For sure, children will enjoy it, but adults will find this testing too. the boys have included a whole set of different variables, introduced gradually until you get the hang of it before the real testing stuff begins. I love this game. John did the graphics, Rob the code and George had a role too doing the voice-overs. There's a fun theme tune too.

The second game will be familiar to any of you who have encountered Hambo. http://www.robdonkin.com/hambo/ The new one is Hambo2: Hamtouchables featuring Hambo taking on gangsters. http://www.robdonkin.com/hambo-2/ One of my favourite features is the credits page presented like that of a feature film. Rob did this one with RoboJam, his collaborator on many of his earlier games.

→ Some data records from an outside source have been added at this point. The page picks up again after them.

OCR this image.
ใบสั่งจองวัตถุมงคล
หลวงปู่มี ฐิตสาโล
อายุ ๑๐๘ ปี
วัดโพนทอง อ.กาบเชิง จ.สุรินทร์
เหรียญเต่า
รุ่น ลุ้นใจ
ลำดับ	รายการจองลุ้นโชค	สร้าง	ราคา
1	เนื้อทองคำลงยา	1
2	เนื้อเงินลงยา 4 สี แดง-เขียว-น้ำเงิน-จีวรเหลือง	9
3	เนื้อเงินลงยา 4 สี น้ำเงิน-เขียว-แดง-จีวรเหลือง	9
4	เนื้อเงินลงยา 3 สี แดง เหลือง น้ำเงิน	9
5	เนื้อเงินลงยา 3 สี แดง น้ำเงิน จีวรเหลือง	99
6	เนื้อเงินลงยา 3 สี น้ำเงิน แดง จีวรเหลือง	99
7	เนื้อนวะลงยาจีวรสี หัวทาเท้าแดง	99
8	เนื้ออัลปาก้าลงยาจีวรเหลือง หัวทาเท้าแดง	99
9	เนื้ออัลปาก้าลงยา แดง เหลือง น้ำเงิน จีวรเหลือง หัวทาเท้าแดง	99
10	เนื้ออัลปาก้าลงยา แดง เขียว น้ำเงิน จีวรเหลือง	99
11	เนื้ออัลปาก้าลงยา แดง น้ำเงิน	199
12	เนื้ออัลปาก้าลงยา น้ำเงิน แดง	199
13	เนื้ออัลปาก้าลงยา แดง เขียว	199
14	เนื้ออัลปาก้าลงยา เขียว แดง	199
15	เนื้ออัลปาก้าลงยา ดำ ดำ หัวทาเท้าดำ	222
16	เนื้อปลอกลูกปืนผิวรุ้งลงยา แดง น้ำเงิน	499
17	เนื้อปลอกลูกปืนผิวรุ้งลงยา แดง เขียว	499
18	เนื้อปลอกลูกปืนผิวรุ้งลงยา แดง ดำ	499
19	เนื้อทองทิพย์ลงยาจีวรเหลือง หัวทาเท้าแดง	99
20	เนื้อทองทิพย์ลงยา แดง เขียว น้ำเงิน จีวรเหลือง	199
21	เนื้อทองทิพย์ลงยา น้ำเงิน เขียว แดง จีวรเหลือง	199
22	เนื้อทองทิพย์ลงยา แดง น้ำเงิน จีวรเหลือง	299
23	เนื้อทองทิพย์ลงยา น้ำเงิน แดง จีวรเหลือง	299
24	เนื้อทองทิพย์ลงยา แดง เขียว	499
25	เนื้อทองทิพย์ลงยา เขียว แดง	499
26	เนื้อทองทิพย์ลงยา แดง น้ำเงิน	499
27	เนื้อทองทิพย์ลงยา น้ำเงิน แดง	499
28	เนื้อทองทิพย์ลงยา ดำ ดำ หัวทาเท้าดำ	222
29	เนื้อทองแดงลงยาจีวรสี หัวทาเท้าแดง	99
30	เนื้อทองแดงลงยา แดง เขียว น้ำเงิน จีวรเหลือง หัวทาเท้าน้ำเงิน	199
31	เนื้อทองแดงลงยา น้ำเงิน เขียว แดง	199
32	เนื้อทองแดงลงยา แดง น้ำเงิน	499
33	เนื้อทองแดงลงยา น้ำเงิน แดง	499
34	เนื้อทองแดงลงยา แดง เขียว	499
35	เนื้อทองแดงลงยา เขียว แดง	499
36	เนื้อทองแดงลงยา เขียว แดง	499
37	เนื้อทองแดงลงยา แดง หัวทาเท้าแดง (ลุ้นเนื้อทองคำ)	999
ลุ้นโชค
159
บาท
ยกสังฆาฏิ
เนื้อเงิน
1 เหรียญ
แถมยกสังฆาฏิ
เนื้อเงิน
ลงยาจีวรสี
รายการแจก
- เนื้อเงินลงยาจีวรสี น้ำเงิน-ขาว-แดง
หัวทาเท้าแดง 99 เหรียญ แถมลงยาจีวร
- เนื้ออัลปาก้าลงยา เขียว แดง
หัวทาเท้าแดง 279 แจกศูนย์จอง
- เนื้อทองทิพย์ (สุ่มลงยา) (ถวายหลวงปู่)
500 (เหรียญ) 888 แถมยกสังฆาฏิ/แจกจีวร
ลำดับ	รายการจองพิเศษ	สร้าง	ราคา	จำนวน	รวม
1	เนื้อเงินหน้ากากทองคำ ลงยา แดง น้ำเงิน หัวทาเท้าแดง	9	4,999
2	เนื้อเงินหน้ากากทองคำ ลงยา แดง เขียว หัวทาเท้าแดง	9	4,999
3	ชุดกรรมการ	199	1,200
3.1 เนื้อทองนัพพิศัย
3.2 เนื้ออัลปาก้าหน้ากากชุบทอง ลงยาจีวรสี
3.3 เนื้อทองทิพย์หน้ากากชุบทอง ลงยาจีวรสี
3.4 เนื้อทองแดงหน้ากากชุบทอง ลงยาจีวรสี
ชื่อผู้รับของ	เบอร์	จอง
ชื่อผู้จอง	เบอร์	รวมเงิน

The games seem to going well just now for the boys although standards are climbing all the time and the market is growing increasingly sophisticated. Their multi-player game, Bad Eggs Online is still going well and they have just released a weapons pack upgrade which has brought yet more players to the site. http://www.badeggsonline.com/

I have to keep off these games mosty of the time because they can be addictive but they have great play value and those games with a puzzle bent really stretch your problem-solving capacity.

The world of Flash Gaming is still not well known among those over a certain age and that's a pity because the best of it knocks the boring Nintendo brain training in to a cocked hat. The people who really need to wake up to the possibilities for marketing and site-promotion, using these games, are those running much of the corporate sector. Typically the response I get is: "Oh yes, Angry Birds, I've got that on my iPhone, play it in the loo at work."

But my biggest gripe is with Apple. I'll never warm to the iPad until it recognises Adobe Flash. It's not just games I can't play. I'm also denied the facility to watch many news clips such as those on the BBC website. This is all part of that damnable corporate winner-takes-all mentality. The world has changed. Whatever happened to the concept of symbiosis? If it works for clown fish and coral it should work for Apple too.